Ce rongeur m’intriguait, car il couchait systèmatiquement l’herbe bleue de biais dans la terre
pendant ses repas. L’avoine n’était pourtant pas rare dans la prairie.
Une voix surnaturellement féminine coupa Le fil de mes pensées en ces termes :
«Ce n’est pas un rongeur mais un mustélidé...»
Confus, je ne sus que dire sinon :
«A qui ai-je l’honneur petite sotte ?»
Alors une femme toute habillée de fleurs émergea de sous le manteau de la Terre.
On eut dit une apparition divine; une musique douce l’accompagnait dans son mouvement.
Elle ouvrit par à-coups ses petits yeux diamantaires pour me dire d’un regard sombre et gracieux :
‘’Je suis Mademoiselle Parfums, la seule, la vraie, l’unique;
La seule qui ait jamais vécu et qui vivra jamais...»
Je me remis debout sur les mains et lui rétorquais sans applaudir :
«Et bien Mademoiselle Parfums, je suis désolé de vous contredire,
mais cette belette est un rat, je le vois dans ses yeux.»
Soudain, l’animal que nous avions délaissé depuis peu, ne supportant ces allusions déplacées à son appartenance, vomit sur le monticule d’herbe bleue et nous hurla en claquant des dents, trois mots de son langage de démon, et ses yeux rougeoyaient alors d’une lueur profonde :
‘’Hurgol ! Maariss ! Kesaltof ‘’
Je comptais une, puis deux, et je m’enfus vers la liberté, emmenant au passage la femme aux fleurs qui avait aussi peur que moi sous ses allures de sauvage cultivée.

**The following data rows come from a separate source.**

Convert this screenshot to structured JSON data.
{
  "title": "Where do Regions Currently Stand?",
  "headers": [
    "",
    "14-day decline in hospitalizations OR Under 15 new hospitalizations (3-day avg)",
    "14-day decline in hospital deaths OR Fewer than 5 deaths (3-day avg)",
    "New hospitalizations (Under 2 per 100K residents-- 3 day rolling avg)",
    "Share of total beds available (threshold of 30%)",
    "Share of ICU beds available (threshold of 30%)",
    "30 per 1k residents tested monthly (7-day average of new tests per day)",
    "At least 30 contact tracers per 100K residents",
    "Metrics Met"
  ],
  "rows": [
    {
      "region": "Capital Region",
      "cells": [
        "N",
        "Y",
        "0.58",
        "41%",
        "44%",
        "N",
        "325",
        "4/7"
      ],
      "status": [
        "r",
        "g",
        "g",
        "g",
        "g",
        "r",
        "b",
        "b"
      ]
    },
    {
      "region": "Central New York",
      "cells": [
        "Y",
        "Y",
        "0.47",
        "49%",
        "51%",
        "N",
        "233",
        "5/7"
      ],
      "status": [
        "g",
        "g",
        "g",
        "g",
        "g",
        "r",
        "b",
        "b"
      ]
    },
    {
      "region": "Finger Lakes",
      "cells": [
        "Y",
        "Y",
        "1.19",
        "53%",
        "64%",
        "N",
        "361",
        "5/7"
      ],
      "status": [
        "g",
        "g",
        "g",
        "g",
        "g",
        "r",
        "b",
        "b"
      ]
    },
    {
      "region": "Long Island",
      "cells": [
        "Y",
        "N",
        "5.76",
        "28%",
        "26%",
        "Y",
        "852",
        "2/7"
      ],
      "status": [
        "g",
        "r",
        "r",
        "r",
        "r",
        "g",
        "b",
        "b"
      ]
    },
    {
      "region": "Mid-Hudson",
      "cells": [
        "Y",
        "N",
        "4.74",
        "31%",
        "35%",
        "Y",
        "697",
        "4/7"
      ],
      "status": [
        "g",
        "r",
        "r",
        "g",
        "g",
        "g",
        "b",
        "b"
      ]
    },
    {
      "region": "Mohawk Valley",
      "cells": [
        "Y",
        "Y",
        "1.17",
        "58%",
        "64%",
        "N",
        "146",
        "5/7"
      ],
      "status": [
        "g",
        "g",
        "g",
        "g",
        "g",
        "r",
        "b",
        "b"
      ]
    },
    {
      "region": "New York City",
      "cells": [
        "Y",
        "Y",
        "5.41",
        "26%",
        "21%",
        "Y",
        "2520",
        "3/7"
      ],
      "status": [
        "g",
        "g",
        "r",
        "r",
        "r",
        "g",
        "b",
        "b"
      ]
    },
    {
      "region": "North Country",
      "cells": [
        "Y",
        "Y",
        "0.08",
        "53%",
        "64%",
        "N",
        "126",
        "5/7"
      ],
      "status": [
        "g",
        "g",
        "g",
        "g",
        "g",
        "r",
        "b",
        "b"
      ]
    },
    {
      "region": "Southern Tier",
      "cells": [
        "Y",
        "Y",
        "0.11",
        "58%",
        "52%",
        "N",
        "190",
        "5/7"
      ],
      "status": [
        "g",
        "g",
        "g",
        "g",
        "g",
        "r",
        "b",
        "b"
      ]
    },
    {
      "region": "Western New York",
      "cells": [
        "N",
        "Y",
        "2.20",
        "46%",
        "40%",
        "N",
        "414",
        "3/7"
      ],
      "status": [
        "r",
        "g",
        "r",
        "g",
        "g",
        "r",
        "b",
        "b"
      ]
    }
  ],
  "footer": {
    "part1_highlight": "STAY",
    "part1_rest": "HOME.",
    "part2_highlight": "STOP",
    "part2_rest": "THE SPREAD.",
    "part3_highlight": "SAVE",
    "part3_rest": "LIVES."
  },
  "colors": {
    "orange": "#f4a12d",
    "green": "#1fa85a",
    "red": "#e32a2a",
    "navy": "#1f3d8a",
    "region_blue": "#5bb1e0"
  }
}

Je courais vers la lagune en tenant Petite-folle-éclose par la main, quand celle-ci sembla devenir de moins en moins materielle. J’eus une seconde pour m’apercevoir qu’elle n’était plus la; et, portant un regard vide sur le sol, je vis accumulées dans un sintillement de couleurs, les fleurs qui avaient materialisé le temps d’un instant ma petite créature celeste.
Le vent se remit alors a souffler.
Et, au lieu d’emporter la dépouille florale de mon amie, il changea ses dernières couleurs en pétales d’un noir éclatant, qui amenait tristesse et chaos sur toute cette terre.
Une fois de plus, je dus m’enfuir loin des troubles qu’avait engendré mon passage.